Ini jelas berbeda dengan Hulu Pottre Sadhu yang telah salah kaprah jadi Putra Satu. Karena namanya keliru jadi nama maskulin, maka banyak yang mengukir sosok ini jadi sosok pria.
Karena menyangka ini sosok pria dari namanya. Maka hulu-hulu Putra Satu yang lahir belakangan, dan banyak beredar di pasaran, rata-rata maskulin banget. Misalnya hulu koleksi Huntington Miller Collection yang ada di buku Bruce W. Carpenter “Heroes, Gods and Guardians: Hilt and Keris of Indonesia” (2021), di sana ada koleksi hulu ini dari bahan gading yang maskulin banget, karena ada kumisnya (hal.82-83). Selain itu sering juga dijumpai beredar hulu serupa dengan wujud badan maskulin, rambut maskulin, dan lain sebagainya.
Hulu Pottre Sadhu sendiri juga banyak ragamnya. Selain yang menampilkan wujud putri berwajah seram bertaring, juga ada yang berpostur sama tapi wajahnya bertopeng, tapi rambutnya kelihatan. Ada pula yang wajah dan badannya ditutupi semacam “hijab” atau kain tapi kakinya masih kelihatan, ada juga yang sudah ful “dihijabi” yang hanya menyisakan postur khasnya saja, tapi sekujur tubuhnya tertutup stilisasi ukiran atau ornamen khas Madura. Ada juga yang menyebut versi tertutup atau terstilisasi ini sebagai Bale Mekabun.

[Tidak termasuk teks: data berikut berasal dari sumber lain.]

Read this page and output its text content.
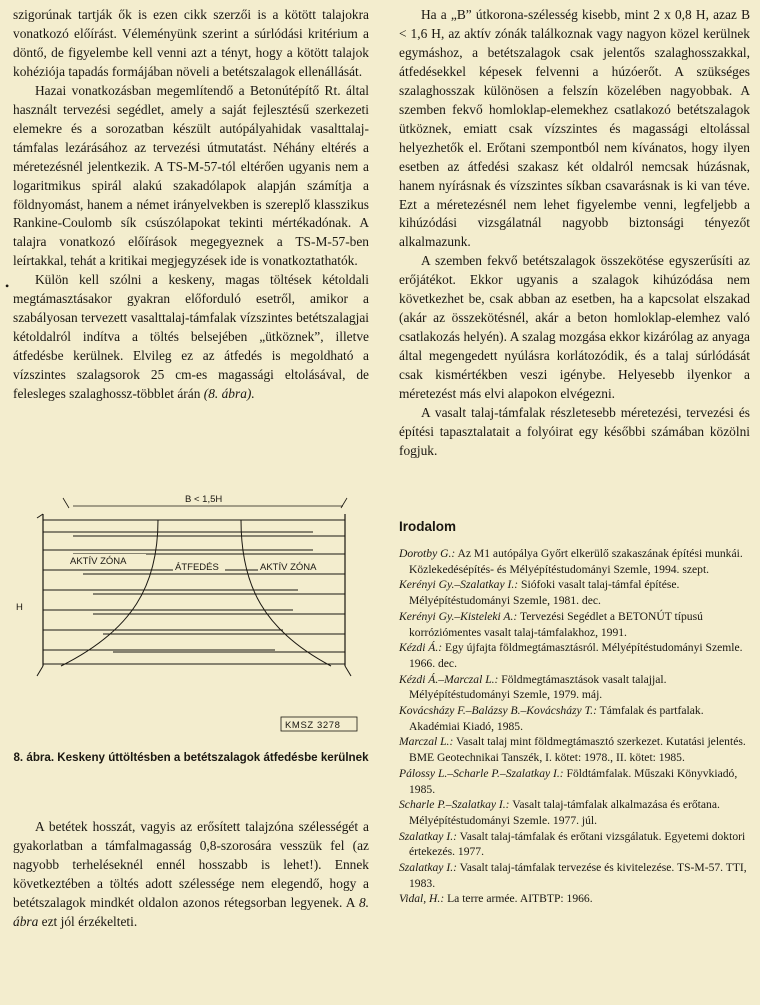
szigorúnak tartják ők is ezen cikk szerzői is a kötött talajokra vonatkozó előírást. Véleményünk szerint a súrlódási kritérium a döntő, de figyelembe kell venni azt a tényt, hogy a kötött talajok kohéziója tapadás formájában növeli a betétszalagok ellenállását.

Hazai vonatkozásban megemlítendő a Betonútépítő Rt. által használt tervezési segédlet, amely a saját fejlesztésű szerkezeti elemekre és a sorozatban készült autópályahidak vasalttalaj-támfalas lezárásához az tervezési útmutatást. Néhány eltérés a méretezésnél jelentkezik. A TS-M-57-tól eltérően ugyanis nem a logaritmikus spirál alakú szakadólapok alapján számítja a földnyomást, hanem a német irányelvekben is szereplő klasszikus Rankine-Coulomb sík csúszólapokat tekinti mértékadónak. A talajra vonatkozó előírások megegyeznek a TS-M-57-ben leírtakkal, tehát a kritikai megjegyzések ide is vonatkoztathatók.

Külön kell szólni a keskeny, magas töltések kétoldali megtámasztásakor gyakran előforduló esetről, amikor a szabályosan tervezett vasalttalaj-támfalak vízszintes betétszalagjai kétoldalról indítva a töltés belsejében „ütköznek”, illetve átfedésbe kerülnek. Elvileg ez az átfedés is megoldható a vízszintes szalagsorok 25 cm-es magassági eltolásával, de felesleges szalaghossz-többlet árán (8. ábra).

•
B < 1,5H
AKTÍV ZÓNA
ÁTFEDÉS	AKTÍV ZÓNA
H
KMSZ 3278
8. ábra. Keskeny úttöltésben a betétszalagok átfedésbe kerülnek

A betétek hosszát, vagyis az erősített talajzóna szélességét a gyakorlatban a támfalmagasság 0,8-szorosára vesszük fel (az nagyobb terheléseknél ennél hosszabb is lehet!). Ennek következtében a töltés adott szélessége nem elegendő, hogy a betétszalagok mindkét oldalon azonos rétegsorban legyenek. A 8. ábra ezt jól érzékelteti.

Ha a „B” útkorona-szélesség kisebb, mint 2 x 0,8 H, azaz B < 1,6 H, az aktív zónák találkoznak vagy nagyon közel kerülnek egymáshoz, a betétszalagok csak jelentős szalaghosszakkal, átfedésekkel képesek felvenni a húzóerőt. A szükséges szalaghosszak különösen a felszín közelében nagyobbak. A szemben fekvő homloklap-elemekhez csatlakozó betétszalagok ütköznek, emiatt csak vízszintes és magassági eltolással helyezhetők el. Erőtani szempontból nem kívánatos, hogy ilyen esetben az átfedési szakasz két oldalról nemcsak húzásnak, hanem nyírásnak és vízszintes síkban csavarásnak is ki van téve. Ezt a méretezésnél nem lehet figyelembe venni, legfeljebb a kihúzódási vizsgálatnál nagyobb biztonsági tényezőt alkalmazunk.

A szemben fekvő betétszalagok összekötése egyszerűsíti az erőjátékot. Ekkor ugyanis a szalagok kihúzódása nem következhet be, csak abban az esetben, ha a kapcsolat elszakad (akár az összekötésnél, akár a beton homloklap-elemhez való csatlakozás helyén). A szalag mozgása ekkor kizárólag az anyaga által megengedett nyúlásra korlátozódik, és a talaj súrlódását csak kismértékben veszi igénybe. Helyesebb ilyenkor a méretezést más elvi alapokon elvégezni.

A vasalt talaj-támfalak részletesebb méretezési, tervezési és építési tapasztalatait a folyóirat egy későbbi számában közölni fogjuk.

Irodalom

Dorotby G.: Az M1 autópálya Győrt elkerülő szakaszának építési munkái. Közlekedésépítés- és Mélyépítéstudományi Szemle, 1994. szept.

Kerényi Gy.–Szalatkay I.: Siófoki vasalt talaj-támfal építése. Mélyépítéstudományi Szemle, 1981. dec.

Kerényi Gy.–Kisteleki A.: Tervezési Segédlet a BETONÚT típusú korróziómentes vasalt talaj-támfalakhoz, 1991.

Kézdi Á.: Egy újfajta földmegtámasztásról. Mélyépítéstudományi Szemle. 1966. dec.

Kézdi Á.–Marczal L.: Földmegtámasztások vasalt talajjal. Mélyépítéstudományi Szemle, 1979. máj.

Kovácsházy F.–Balázsy B.–Kovácsházy T.: Támfalak és partfalak. Akadémiai Kiadó, 1985.

Marczal L.: Vasalt talaj mint földmegtámasztó szerkezet. Kutatási jelentés. BME Geotechnikai Tanszék, I. kötet: 1978., II. kötet: 1985.

Pálossy L.–Scharle P.–Szalatkay I.: Földtámfalak. Műszaki Könyvkiadó, 1985.

Scharle P.–Szalatkay I.: Vasalt talaj-támfalak alkalmazása és erőtana. Mélyépítéstudományi Szemle. 1977. júl.

Szalatkay I.: Vasalt talaj-támfalak és erőtani vizsgálatuk. Egyetemi doktori értekezés. 1977.

Szalatkay I.: Vasalt talaj-támfalak tervezése és kivitelezése. TS-M-57. TTI, 1983.

Vidal, H.: La terre armée. AITBTP: 1966.
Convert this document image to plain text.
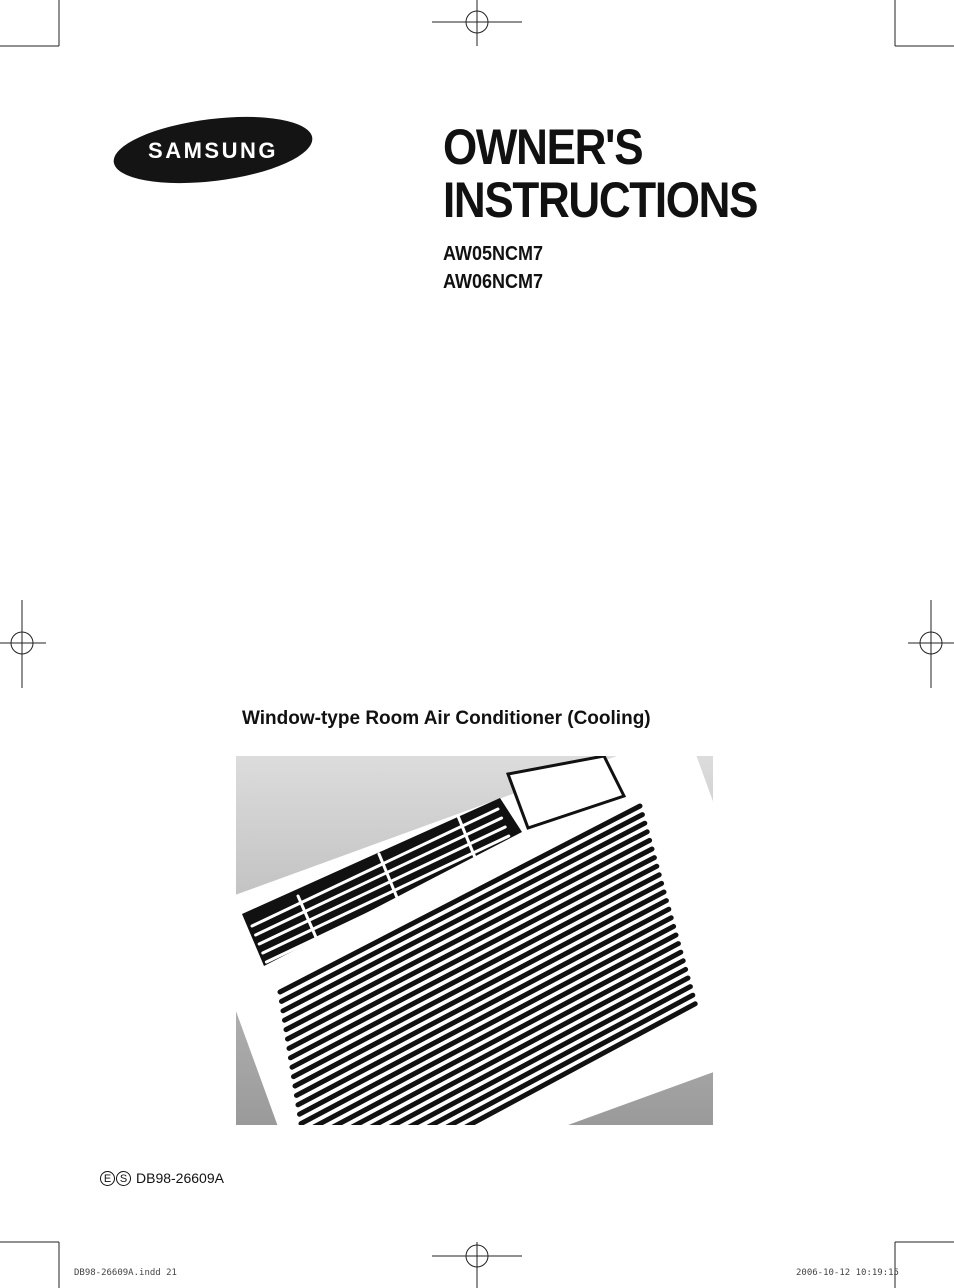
SAMSUNG	OWNER'S
INSTRUCTIONS
AW05NCM7
AW06NCM7
Window-type Room Air Conditioner (Cooling)
E S DB98-26609A
DB98-26609A.indd 21	2006-10-12 10:19:15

Hulu Pottre Sadhu realis kemungkinan dibuat di era pra Islam. Sementara versi ditutup sebagian bahkan distilisasi penuh kemungkinan mulai di masa Islam, yang menghindari penggambaran figur realis dan menggantinya dengan stilisasi dengan ornamen flora.
Sampai di sini semoga yang masih salah kaprah soal Hulu Putra Satu jadi faham dan tahu bahwa itu adalab keliru dari Hulu Pottre Sadhu. Semoga setelah tahu itu keliru, tidak melanjutkan dalam penyebutan dan pembuatan hulunya.
Maki kita kembalikan Hulu Madura ini pada fitrahnya, yaitu sosok wanita yang namanya pakai Bahasa Madura, bukan sosok pria yang namanya pakai Bahasa Indonesia.
Jadi jangan lagi keliru soal hulu Pottre Sadhu.